My recommended debugging / deployment path

I would reduce the problem aggressively.

Phase 1: plain known-good serving

Start with:

- Gemma-specific vLLM image or official recipe
- BF16 if memory allows
- 1 GPU first
- data-parallel-size=1
- max-model-len=4096 or 16384
- no GGUF
- no runtime MXFP4
- no tool calling
- no reasoning parser
- no structured output
- no agent framework
- no Kubernetes rollout complexity if possible

Validate:

1. container starts
2. model downloads
3. weights load
4. API server starts
5. /v1/models works
6. minimal /v1/chat/completions works
7. repeated minimal requests work

Phase 2: increase context

Only after plain serving works:

- raise max-model-len to 16K
- test memory pressure
- test repeated requests
- test concurrency
- watch KV cache behavior

Do not jump straight to 128K.

Phase 3: add throughput features

Then test:

- prefix caching
- chunked prefill
- async scheduling
- FP8 KV cache
- max-num-seqs
- batching behavior

Phase 4: add quantization

Then try one quantization path at a time:

- known working AWQ repo + matching vLLM image
- known working NVFP4 repo + matching vLLM image
- avoid runtime MXFP4 until the exact issue status is clear

Keep a matrix:

model repo:
vLLM image:
CUDA version:
driver:
GPU:
quant:
flags:
max-model-len:
works / fails:
failure stage:

Phase 5: add tools / reasoning

Only after plain chat and concurrency are stable:

- --reasoning-parser gemma4
- --enable-auto-tool-choice
- --tool-call-parser gemma4
- streaming
- structured output
- agent framework integration

Validate these separately. A working plain chat endpoint does not prove a working tool-calling endpoint.
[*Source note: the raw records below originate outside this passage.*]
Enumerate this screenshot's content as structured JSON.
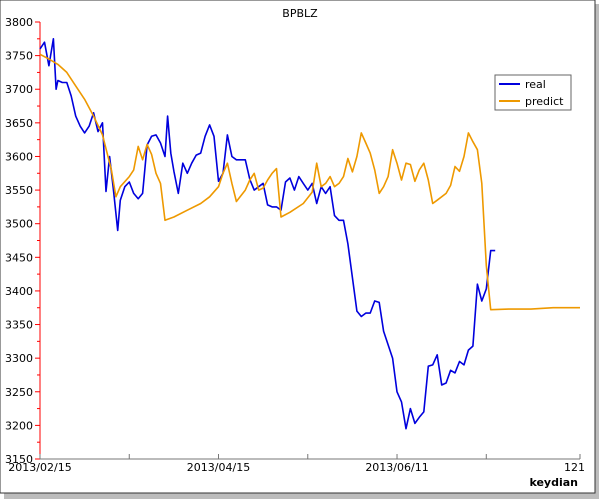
{
  "chart_data": {
    "type": "line",
    "title": "BPBLZ",
    "xlabel": "keydian",
    "ylabel": "",
    "x_range": [
      0,
      121
    ],
    "ylim": [
      3150,
      3800
    ],
    "y_ticks": [
      3150,
      3200,
      3250,
      3300,
      3350,
      3400,
      3450,
      3500,
      3550,
      3600,
      3650,
      3700,
      3750,
      3800
    ],
    "x_tick_labels": [
      {
        "x": 0,
        "label": "2013/02/15"
      },
      {
        "x": 40,
        "label": "2013/04/15"
      },
      {
        "x": 80,
        "label": "2013/06/11"
      },
      {
        "x": 121,
        "label": "121"
      }
    ],
    "x_minor_ticks": [
      0,
      20,
      40,
      60,
      80,
      100,
      121
    ],
    "grid": false,
    "legend_position": "top-right",
    "series": [
      {
        "name": "real",
        "color": "#0000dd",
        "points": [
          [
            0,
            3760
          ],
          [
            1,
            3770
          ],
          [
            2,
            3735
          ],
          [
            3,
            3775
          ],
          [
            3.6,
            3700
          ],
          [
            4,
            3713
          ],
          [
            5,
            3710
          ],
          [
            6,
            3710
          ],
          [
            7,
            3690
          ],
          [
            8,
            3660
          ],
          [
            9,
            3645
          ],
          [
            10,
            3635
          ],
          [
            11,
            3645
          ],
          [
            12,
            3665
          ],
          [
            13,
            3637
          ],
          [
            14,
            3650
          ],
          [
            14.8,
            3548
          ],
          [
            15.6,
            3600
          ],
          [
            16.5,
            3548
          ],
          [
            17.4,
            3490
          ],
          [
            18,
            3535
          ],
          [
            19,
            3555
          ],
          [
            20,
            3562
          ],
          [
            21,
            3545
          ],
          [
            22,
            3537
          ],
          [
            23,
            3545
          ],
          [
            24,
            3617
          ],
          [
            25,
            3630
          ],
          [
            26,
            3632
          ],
          [
            27,
            3620
          ],
          [
            28,
            3600
          ],
          [
            28.6,
            3660
          ],
          [
            29.3,
            3605
          ],
          [
            30,
            3578
          ],
          [
            31,
            3545
          ],
          [
            32,
            3590
          ],
          [
            33,
            3575
          ],
          [
            34,
            3590
          ],
          [
            35,
            3602
          ],
          [
            36,
            3605
          ],
          [
            37,
            3630
          ],
          [
            38,
            3647
          ],
          [
            39,
            3630
          ],
          [
            40,
            3563
          ],
          [
            41,
            3575
          ],
          [
            42,
            3632
          ],
          [
            43,
            3600
          ],
          [
            44,
            3595
          ],
          [
            45,
            3595
          ],
          [
            46,
            3595
          ],
          [
            47,
            3566
          ],
          [
            48,
            3550
          ],
          [
            49,
            3555
          ],
          [
            50,
            3560
          ],
          [
            51,
            3528
          ],
          [
            52,
            3525
          ],
          [
            53,
            3525
          ],
          [
            54,
            3520
          ],
          [
            55,
            3562
          ],
          [
            56,
            3568
          ],
          [
            57,
            3550
          ],
          [
            58,
            3570
          ],
          [
            59,
            3560
          ],
          [
            60,
            3550
          ],
          [
            61,
            3560
          ],
          [
            62,
            3530
          ],
          [
            63,
            3555
          ],
          [
            64,
            3545
          ],
          [
            65,
            3555
          ],
          [
            66,
            3512
          ],
          [
            67,
            3505
          ],
          [
            68,
            3505
          ],
          [
            69,
            3470
          ],
          [
            70,
            3420
          ],
          [
            71,
            3370
          ],
          [
            72,
            3362
          ],
          [
            73,
            3367
          ],
          [
            74,
            3367
          ],
          [
            75,
            3385
          ],
          [
            76,
            3383
          ],
          [
            77,
            3340
          ],
          [
            78,
            3320
          ],
          [
            79,
            3300
          ],
          [
            80,
            3250
          ],
          [
            81,
            3235
          ],
          [
            82,
            3195
          ],
          [
            83,
            3225
          ],
          [
            84,
            3203
          ],
          [
            85,
            3212
          ],
          [
            86,
            3220
          ],
          [
            87,
            3288
          ],
          [
            88,
            3290
          ],
          [
            89,
            3305
          ],
          [
            90,
            3260
          ],
          [
            91,
            3263
          ],
          [
            92,
            3282
          ],
          [
            93,
            3278
          ],
          [
            94,
            3295
          ],
          [
            95,
            3290
          ],
          [
            96,
            3312
          ],
          [
            97,
            3318
          ],
          [
            98,
            3410
          ],
          [
            99,
            3385
          ],
          [
            100,
            3403
          ],
          [
            101,
            3460
          ],
          [
            102,
            3460
          ]
        ]
      },
      {
        "name": "predict",
        "color": "#ee9900",
        "points": [
          [
            0,
            3752
          ],
          [
            2,
            3745
          ],
          [
            4,
            3737
          ],
          [
            6,
            3725
          ],
          [
            8,
            3705
          ],
          [
            10,
            3685
          ],
          [
            12,
            3660
          ],
          [
            14,
            3632
          ],
          [
            16,
            3580
          ],
          [
            17,
            3540
          ],
          [
            18,
            3555
          ],
          [
            20,
            3570
          ],
          [
            21,
            3580
          ],
          [
            22,
            3615
          ],
          [
            23,
            3595
          ],
          [
            24,
            3618
          ],
          [
            25,
            3603
          ],
          [
            26,
            3575
          ],
          [
            27,
            3560
          ],
          [
            28,
            3505
          ],
          [
            30,
            3510
          ],
          [
            33,
            3520
          ],
          [
            36,
            3530
          ],
          [
            38,
            3540
          ],
          [
            40,
            3555
          ],
          [
            41,
            3575
          ],
          [
            42,
            3590
          ],
          [
            43,
            3560
          ],
          [
            44,
            3533
          ],
          [
            46,
            3550
          ],
          [
            47,
            3565
          ],
          [
            48,
            3575
          ],
          [
            49,
            3550
          ],
          [
            50,
            3553
          ],
          [
            51,
            3565
          ],
          [
            52,
            3575
          ],
          [
            53,
            3582
          ],
          [
            54,
            3510
          ],
          [
            56,
            3517
          ],
          [
            59,
            3530
          ],
          [
            61,
            3547
          ],
          [
            62,
            3590
          ],
          [
            63,
            3555
          ],
          [
            64,
            3560
          ],
          [
            65,
            3570
          ],
          [
            66,
            3555
          ],
          [
            67,
            3560
          ],
          [
            68,
            3570
          ],
          [
            69,
            3597
          ],
          [
            70,
            3577
          ],
          [
            71,
            3600
          ],
          [
            72,
            3635
          ],
          [
            73,
            3620
          ],
          [
            74,
            3605
          ],
          [
            75,
            3580
          ],
          [
            76,
            3545
          ],
          [
            77,
            3555
          ],
          [
            78,
            3570
          ],
          [
            79,
            3610
          ],
          [
            80,
            3590
          ],
          [
            81,
            3565
          ],
          [
            82,
            3590
          ],
          [
            83,
            3588
          ],
          [
            84,
            3563
          ],
          [
            85,
            3580
          ],
          [
            86,
            3590
          ],
          [
            87,
            3565
          ],
          [
            88,
            3530
          ],
          [
            89,
            3535
          ],
          [
            91,
            3545
          ],
          [
            92,
            3557
          ],
          [
            93,
            3585
          ],
          [
            94,
            3578
          ],
          [
            95,
            3600
          ],
          [
            96,
            3635
          ],
          [
            97,
            3622
          ],
          [
            98,
            3610
          ],
          [
            99,
            3560
          ],
          [
            100,
            3438
          ],
          [
            101,
            3372
          ],
          [
            105,
            3373
          ],
          [
            110,
            3373
          ],
          [
            115,
            3375
          ],
          [
            121,
            3375
          ]
        ]
      }
    ]
  }
}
What I would tell someone struggling with this

I would say:

Your difficulties look normal for this model/runtime boundary. Gemma 4 26B-A4B has real working deployment paths, but the stable examples usually pin the stack tightly and start conservatively. I would not debug this as one bug. I would split it into architecture support, vLLM version, quantization path, CUDA/GPU compatibility, context length, Kubernetes runtime behavior, and parser/tooling behavior.

And:

For a first stable run, avoid native installs, avoid GGUF-on-vLLM, avoid runtime MXFP4, avoid data parallelism, avoid long context, and avoid tool/reasoning parsers. Start with a Gemma-specific vLLM container, BF16 if memory allows, data-parallel-size=1, max-model-len=4096 or 16384, and plain chat completions. Then add one feature at a time.

Short conclusion

Gemma 4 26B-A4B is not vaporware and not unsupported. There are official recipes, cloud/Kubernetes guides, Red Hat guidance, and community/GB10/Blackwell reports showing that it can run.

But it is also not a casual drop-in model.

The difficulty comes from the intersection of:

• MoE architecture
• 26B total weights despite 4B active compute
• long-context KV-cache pressure
• vLLM support freshness
• quantization format maturity
• CUDA / Blackwell / container compatibility
• Transformers v5-era dependency movement
• tool-use / reasoning parser maturity
• Kubernetes runtime details

So the safest summary is:

Gemma 4 26B-A4B is deployable, but not casually deployable. Use a known-good stack, start small, prove plain chat first, then add context, quantization, parallelism, and tool/reasoning features one at a time.